Est-ce que tu peux présenter ton parcours professionnel en quelques mots ?
J'ai commencé à présenter un "don artistique" toute jeune. Je ne faisais que dessiner en classe et de préférence des jolies jeunes filles bien fringuées. Au grand chagrin de ma compréhensive mère, je détestais l'école et elle m'a mise dans une école à vocation artistique vers mes 10 ans. Sauvée. Les matières académiques ont étés honorées de mieux en mieux jusqu'à ce que je devienne une première de classe dans mes deux dernières années de classes normales. On faisait, dans cette école, de la musique, du chant, des arts plastiques et du théâtre. J'ai beaucoup hésité entre arts visuels ou théâtre par la suite mais j'ai fini par faire 2 ans d'arts plastiques et communications. J'ai pourtant envisagé de faire autre chose que de l'art à l'univ mais finalement je suis partie réfléchir en Angleterre. Là-bas j'ai compris que amour de la mode + don pour les arts visuels + passion du théâtre = conception décors et costumes de théâtre ! Donc après un détour en école de peinture décorative à Bruxelles et 3 ans à Paris, je suis retournée dans ma ville natale, Montréal, pour intégrer l'école Nationale de théâtre du Canada, en scénographie. Ça a duré 3 ans.Qu'est-ce qui t'a amenée à la couture ?
La nécessité ! Au début, ce sont de petites compagnies qui m'ont engagée... et encore maintenant.
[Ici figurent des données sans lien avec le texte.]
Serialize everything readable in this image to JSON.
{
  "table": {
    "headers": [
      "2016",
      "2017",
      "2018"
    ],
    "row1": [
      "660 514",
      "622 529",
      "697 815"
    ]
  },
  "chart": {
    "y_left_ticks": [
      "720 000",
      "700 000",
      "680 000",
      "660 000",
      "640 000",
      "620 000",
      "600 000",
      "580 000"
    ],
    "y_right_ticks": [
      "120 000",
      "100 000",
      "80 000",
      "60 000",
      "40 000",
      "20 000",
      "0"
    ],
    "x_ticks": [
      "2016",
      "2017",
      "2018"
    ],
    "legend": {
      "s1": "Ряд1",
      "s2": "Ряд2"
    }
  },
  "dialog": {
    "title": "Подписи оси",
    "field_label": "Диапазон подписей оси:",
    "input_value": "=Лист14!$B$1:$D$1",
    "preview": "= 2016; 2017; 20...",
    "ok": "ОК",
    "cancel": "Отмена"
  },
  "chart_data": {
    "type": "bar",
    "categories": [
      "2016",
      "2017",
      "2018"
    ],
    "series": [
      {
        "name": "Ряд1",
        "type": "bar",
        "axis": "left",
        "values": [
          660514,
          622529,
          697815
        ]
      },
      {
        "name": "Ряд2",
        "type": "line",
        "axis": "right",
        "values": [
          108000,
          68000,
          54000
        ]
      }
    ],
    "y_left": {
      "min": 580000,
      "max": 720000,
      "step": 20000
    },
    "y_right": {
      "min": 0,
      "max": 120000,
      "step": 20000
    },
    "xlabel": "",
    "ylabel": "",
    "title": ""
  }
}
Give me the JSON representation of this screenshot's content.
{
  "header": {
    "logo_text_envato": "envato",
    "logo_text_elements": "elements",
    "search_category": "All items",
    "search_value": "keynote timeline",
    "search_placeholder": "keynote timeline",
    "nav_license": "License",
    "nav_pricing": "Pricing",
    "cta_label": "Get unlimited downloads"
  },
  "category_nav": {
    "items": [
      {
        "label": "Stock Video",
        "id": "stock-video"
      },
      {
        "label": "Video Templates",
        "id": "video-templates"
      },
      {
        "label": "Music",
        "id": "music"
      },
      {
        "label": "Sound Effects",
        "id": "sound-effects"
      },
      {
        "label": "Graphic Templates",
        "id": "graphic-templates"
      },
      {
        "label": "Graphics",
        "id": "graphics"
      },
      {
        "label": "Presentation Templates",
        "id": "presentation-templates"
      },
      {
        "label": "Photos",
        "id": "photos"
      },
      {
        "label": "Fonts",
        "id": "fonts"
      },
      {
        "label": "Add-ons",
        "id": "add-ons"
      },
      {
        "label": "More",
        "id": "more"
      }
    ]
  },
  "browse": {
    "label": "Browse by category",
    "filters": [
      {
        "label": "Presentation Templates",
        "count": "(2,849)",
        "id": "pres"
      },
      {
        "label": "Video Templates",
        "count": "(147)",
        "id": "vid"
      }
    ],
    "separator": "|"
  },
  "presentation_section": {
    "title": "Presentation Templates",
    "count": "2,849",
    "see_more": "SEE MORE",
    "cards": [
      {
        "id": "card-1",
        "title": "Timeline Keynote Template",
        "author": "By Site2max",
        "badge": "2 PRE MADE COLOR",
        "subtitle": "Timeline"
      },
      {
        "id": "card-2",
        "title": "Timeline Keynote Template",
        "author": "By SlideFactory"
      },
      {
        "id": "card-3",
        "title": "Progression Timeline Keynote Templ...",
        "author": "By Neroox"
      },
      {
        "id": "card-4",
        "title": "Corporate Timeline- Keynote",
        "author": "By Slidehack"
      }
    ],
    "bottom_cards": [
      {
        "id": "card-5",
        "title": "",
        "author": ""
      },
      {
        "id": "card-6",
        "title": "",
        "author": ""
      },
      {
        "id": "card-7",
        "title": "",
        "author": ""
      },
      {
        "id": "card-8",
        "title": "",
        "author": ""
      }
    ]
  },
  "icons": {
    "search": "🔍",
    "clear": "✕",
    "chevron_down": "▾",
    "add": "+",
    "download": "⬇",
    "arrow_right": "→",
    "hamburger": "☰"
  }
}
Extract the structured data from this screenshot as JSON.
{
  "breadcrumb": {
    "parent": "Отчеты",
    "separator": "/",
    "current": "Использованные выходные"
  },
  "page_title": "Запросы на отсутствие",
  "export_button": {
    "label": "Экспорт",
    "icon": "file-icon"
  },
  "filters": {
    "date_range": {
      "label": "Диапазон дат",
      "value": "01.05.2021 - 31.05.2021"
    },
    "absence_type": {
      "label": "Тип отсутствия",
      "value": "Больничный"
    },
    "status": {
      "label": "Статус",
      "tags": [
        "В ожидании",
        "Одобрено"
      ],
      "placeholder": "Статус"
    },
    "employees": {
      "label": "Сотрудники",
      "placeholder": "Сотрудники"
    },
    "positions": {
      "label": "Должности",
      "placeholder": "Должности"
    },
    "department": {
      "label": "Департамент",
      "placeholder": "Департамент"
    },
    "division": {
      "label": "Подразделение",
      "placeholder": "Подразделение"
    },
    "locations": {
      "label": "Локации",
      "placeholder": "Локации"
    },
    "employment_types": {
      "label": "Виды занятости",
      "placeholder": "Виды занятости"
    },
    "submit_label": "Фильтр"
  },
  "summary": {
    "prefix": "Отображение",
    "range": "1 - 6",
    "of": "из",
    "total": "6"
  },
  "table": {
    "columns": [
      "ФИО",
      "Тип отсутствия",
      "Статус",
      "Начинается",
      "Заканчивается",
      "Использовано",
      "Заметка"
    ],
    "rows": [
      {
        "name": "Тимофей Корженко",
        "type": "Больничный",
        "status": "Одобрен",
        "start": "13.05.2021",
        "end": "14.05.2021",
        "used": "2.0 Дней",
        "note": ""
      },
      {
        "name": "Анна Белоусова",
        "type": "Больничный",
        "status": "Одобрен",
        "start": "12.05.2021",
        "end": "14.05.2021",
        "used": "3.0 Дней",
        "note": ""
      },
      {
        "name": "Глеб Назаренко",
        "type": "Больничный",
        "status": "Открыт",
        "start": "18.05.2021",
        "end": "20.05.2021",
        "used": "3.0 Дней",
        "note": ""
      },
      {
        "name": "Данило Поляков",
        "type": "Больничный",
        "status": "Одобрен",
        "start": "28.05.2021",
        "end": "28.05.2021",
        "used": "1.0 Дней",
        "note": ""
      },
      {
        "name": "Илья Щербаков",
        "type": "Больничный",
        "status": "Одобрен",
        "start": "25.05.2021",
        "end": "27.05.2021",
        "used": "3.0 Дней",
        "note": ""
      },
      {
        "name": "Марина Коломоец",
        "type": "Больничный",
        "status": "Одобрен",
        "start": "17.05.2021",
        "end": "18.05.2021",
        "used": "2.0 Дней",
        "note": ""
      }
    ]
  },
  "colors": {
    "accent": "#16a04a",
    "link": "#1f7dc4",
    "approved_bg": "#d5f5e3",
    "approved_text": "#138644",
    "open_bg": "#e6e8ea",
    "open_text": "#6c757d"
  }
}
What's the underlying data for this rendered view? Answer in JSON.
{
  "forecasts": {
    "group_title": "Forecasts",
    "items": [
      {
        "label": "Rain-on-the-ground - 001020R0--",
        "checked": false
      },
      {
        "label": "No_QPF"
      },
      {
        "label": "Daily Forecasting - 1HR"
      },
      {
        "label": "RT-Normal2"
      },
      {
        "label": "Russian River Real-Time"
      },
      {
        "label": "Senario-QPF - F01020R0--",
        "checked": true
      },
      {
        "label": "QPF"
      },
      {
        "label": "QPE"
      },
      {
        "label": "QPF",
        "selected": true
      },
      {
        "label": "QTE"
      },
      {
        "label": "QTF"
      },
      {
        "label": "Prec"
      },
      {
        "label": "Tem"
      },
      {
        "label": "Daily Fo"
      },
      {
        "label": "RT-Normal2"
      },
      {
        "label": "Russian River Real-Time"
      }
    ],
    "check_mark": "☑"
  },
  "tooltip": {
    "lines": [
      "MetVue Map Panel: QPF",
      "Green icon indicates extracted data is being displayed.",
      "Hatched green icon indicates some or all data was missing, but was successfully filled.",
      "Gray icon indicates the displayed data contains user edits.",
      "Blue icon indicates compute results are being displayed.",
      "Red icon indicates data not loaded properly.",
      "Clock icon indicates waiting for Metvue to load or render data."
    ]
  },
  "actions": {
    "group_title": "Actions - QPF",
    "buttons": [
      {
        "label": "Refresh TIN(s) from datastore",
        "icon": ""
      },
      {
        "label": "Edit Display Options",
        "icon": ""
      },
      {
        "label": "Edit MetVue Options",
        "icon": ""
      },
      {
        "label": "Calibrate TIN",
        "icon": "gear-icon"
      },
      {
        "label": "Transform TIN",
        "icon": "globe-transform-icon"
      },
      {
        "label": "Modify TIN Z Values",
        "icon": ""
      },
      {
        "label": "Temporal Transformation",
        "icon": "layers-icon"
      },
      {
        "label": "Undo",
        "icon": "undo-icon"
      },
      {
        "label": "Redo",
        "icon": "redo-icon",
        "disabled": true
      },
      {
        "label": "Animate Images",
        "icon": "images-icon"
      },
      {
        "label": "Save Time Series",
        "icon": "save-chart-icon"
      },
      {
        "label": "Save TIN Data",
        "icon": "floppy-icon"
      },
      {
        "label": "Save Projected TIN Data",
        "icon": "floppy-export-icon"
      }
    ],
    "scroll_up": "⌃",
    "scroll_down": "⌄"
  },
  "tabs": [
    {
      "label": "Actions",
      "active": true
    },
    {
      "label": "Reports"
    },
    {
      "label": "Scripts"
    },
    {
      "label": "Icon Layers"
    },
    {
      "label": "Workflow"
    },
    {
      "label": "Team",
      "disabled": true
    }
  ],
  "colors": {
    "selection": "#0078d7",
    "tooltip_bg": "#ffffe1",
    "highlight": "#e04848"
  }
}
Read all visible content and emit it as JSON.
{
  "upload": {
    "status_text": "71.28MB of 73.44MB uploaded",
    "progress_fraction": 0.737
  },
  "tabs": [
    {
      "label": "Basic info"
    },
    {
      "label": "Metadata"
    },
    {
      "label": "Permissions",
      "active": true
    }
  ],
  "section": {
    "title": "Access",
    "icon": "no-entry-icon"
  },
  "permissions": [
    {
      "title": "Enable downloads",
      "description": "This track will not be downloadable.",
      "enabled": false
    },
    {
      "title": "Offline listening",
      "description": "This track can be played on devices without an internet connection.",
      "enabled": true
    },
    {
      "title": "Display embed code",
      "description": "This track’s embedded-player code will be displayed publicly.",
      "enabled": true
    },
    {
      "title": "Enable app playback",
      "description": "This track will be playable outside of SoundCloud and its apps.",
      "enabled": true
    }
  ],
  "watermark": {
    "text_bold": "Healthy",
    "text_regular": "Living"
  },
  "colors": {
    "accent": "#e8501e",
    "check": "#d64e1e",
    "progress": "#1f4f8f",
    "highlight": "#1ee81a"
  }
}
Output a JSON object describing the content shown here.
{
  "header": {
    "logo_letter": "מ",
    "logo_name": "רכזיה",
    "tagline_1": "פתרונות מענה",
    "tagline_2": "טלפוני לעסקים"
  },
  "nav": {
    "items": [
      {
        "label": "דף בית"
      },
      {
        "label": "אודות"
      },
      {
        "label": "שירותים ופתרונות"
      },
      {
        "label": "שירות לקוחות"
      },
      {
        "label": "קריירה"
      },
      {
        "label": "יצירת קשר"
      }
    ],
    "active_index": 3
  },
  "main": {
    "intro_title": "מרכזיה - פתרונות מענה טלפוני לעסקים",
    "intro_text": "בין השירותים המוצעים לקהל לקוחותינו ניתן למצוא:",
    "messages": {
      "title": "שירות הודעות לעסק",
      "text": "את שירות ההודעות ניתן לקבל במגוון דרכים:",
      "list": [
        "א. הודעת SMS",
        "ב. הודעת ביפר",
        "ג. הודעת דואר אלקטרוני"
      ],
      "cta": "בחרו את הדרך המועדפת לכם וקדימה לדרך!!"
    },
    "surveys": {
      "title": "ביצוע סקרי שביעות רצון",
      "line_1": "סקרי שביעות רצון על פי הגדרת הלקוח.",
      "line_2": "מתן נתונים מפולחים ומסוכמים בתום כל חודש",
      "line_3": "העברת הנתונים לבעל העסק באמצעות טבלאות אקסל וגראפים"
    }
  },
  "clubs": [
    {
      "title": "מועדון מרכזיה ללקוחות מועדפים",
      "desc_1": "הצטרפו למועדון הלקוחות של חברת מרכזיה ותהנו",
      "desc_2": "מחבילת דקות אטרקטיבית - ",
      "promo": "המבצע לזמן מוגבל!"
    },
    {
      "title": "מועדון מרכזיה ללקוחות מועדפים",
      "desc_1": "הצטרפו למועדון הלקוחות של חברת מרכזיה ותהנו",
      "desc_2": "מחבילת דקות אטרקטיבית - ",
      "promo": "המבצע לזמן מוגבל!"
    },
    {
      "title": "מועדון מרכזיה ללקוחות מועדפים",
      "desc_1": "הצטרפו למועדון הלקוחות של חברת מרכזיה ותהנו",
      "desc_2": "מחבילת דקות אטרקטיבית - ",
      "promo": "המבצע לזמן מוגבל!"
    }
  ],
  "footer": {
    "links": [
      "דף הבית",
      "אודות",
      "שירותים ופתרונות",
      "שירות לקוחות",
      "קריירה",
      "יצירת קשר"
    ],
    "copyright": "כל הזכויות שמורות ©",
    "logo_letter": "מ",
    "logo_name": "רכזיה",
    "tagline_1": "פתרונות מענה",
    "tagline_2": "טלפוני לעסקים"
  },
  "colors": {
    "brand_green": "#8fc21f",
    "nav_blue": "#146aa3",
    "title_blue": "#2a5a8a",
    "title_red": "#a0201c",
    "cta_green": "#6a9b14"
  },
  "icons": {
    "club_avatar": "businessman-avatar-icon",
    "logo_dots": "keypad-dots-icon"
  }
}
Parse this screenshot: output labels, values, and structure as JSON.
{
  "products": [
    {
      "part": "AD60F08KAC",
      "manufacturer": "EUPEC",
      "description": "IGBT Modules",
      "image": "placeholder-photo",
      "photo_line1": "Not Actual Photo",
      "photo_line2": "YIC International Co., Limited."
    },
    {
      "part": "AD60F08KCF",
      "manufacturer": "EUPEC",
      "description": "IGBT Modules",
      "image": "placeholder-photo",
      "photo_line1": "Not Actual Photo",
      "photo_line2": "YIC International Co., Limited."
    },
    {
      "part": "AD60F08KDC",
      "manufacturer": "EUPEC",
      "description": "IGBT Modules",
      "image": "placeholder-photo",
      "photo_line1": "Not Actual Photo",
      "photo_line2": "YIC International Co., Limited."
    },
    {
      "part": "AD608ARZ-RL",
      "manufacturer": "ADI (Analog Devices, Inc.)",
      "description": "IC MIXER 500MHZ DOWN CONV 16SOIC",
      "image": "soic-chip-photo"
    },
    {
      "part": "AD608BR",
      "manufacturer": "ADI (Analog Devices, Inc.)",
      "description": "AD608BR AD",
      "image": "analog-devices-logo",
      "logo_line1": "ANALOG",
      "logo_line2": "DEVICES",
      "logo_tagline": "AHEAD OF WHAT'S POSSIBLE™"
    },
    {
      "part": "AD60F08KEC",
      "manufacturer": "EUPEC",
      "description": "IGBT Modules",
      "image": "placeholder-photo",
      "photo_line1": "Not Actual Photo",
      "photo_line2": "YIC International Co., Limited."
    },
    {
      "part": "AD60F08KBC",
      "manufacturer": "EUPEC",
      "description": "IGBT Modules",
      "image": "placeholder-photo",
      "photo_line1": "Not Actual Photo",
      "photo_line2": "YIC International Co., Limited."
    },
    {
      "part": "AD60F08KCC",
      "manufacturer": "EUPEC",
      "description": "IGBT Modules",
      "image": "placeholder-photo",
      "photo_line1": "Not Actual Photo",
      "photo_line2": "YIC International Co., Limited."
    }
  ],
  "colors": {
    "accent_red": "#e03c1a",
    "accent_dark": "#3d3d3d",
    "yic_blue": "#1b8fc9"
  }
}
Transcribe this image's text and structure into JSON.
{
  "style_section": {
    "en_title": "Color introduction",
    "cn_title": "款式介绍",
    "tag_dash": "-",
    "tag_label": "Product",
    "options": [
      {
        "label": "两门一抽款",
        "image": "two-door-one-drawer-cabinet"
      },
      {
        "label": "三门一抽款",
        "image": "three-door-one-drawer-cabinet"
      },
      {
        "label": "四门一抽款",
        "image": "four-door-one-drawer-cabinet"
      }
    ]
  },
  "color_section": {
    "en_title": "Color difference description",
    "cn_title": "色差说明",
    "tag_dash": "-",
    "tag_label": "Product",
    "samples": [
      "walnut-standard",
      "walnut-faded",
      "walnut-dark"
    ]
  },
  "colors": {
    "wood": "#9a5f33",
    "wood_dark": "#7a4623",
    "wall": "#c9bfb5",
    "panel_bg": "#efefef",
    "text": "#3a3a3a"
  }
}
Qui dit petite compagnie dit "peu de budget". Alors il y a déjà peu pour la conceptrice de costumes mais si en plus on veut une assistante ou une couturière, on peut aller se rhabiller ! En tous cas habillée ou pas : on perd le contrat... On ferme donc sa gueule et on apprend à coudre. Bien sûr qu'on pourrait se débrouiller avec des vêtements recyclés déjà faits mais 1- il faut bien ajuster à nos comédiens 2- C'est parfois moins cher et moins compliqué de faire ça soi-même puis 3-on n'étudie pas la conception pour travailler avec des jeans et des t-shirts! On est tout fou quand on sort de l'école, on se voit déjà faire des robes élisabéthaines croisées avec des ailes d'insecte et des armures de samouraï... Disons qu'il ne reste plus qu'à s'en donner les moyens!!Concrètement quelles sont les différences entre une costume de théâtre ou de danse et une tenue destinée à être portée tous les jours ?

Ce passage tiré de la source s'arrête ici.